Table 3. Summary of large-scale single-use continuous solids discharge disc stack centrifuge, flocculation and depth filtration process performance.

Example 6 Product quality considerations

[0177] Product quality was assessed by subjecting the depth filtrate pools containing target protein to preparative protein A purification followed by analytical testing by chromatographic fractionation or electrophoresis. Types of analytical chromatography used included size exclusion chromatography (SE), and cation exchange chromatography (CEX). Electrophoretic assessment of product quality was determined using reduced capillary electrophoresis sodium dodecyl sulfate (rCE), and non-reduced capillary electrophoresis (nrCE). These different types of analyses were conducted to provide a rigorous assessment of product quality. [0178] Figure 9 shows xmAb 1 Run 1 product quality comparisons of the pDADMAC-treated COHC filtrate pool (dark grey), the untreated centrate COHC pool (light grey) and the untreated XOHC filtrate pool (black).
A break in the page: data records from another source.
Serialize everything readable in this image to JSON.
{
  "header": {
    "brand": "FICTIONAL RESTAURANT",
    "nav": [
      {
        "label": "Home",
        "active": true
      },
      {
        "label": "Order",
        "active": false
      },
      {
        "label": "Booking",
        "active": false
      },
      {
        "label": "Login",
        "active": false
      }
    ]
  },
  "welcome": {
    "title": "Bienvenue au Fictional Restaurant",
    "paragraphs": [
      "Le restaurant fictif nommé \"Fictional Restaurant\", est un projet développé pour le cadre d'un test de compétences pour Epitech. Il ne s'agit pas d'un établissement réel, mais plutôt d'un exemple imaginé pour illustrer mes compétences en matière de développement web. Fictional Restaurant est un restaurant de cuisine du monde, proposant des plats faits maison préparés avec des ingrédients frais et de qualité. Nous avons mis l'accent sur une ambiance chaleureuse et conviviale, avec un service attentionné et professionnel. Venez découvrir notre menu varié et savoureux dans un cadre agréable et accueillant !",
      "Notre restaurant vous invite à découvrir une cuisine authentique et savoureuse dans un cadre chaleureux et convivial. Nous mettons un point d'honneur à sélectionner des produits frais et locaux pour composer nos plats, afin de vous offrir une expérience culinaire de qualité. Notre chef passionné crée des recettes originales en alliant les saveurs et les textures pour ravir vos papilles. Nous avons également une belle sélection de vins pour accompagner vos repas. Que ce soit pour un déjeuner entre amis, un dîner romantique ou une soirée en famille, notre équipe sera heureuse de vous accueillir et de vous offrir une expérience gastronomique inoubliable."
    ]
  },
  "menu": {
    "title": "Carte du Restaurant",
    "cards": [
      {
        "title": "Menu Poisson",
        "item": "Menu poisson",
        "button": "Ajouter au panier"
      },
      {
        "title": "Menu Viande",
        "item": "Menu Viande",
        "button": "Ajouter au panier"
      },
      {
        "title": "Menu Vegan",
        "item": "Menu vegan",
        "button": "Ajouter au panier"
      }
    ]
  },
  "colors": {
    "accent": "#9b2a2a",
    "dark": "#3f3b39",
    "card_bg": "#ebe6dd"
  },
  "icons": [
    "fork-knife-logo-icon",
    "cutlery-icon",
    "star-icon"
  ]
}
The COHC condition was performed using 0.05% (w/w) pDADMAC as described in Example 2. As depicted in Figure 9, the product quality assessments using SE, CEX, rCE, and nrCE, respectively, showed comparable results among the three types of materials being subjected to quality assessments, i.e., untreated centrate, pDADMAC-treated centrate and COHC depth filtration pool. These results establish that treatment of cell culture centrifugation centrate with a flocculant such as pDADMAC does not negatively affect the product quality profile.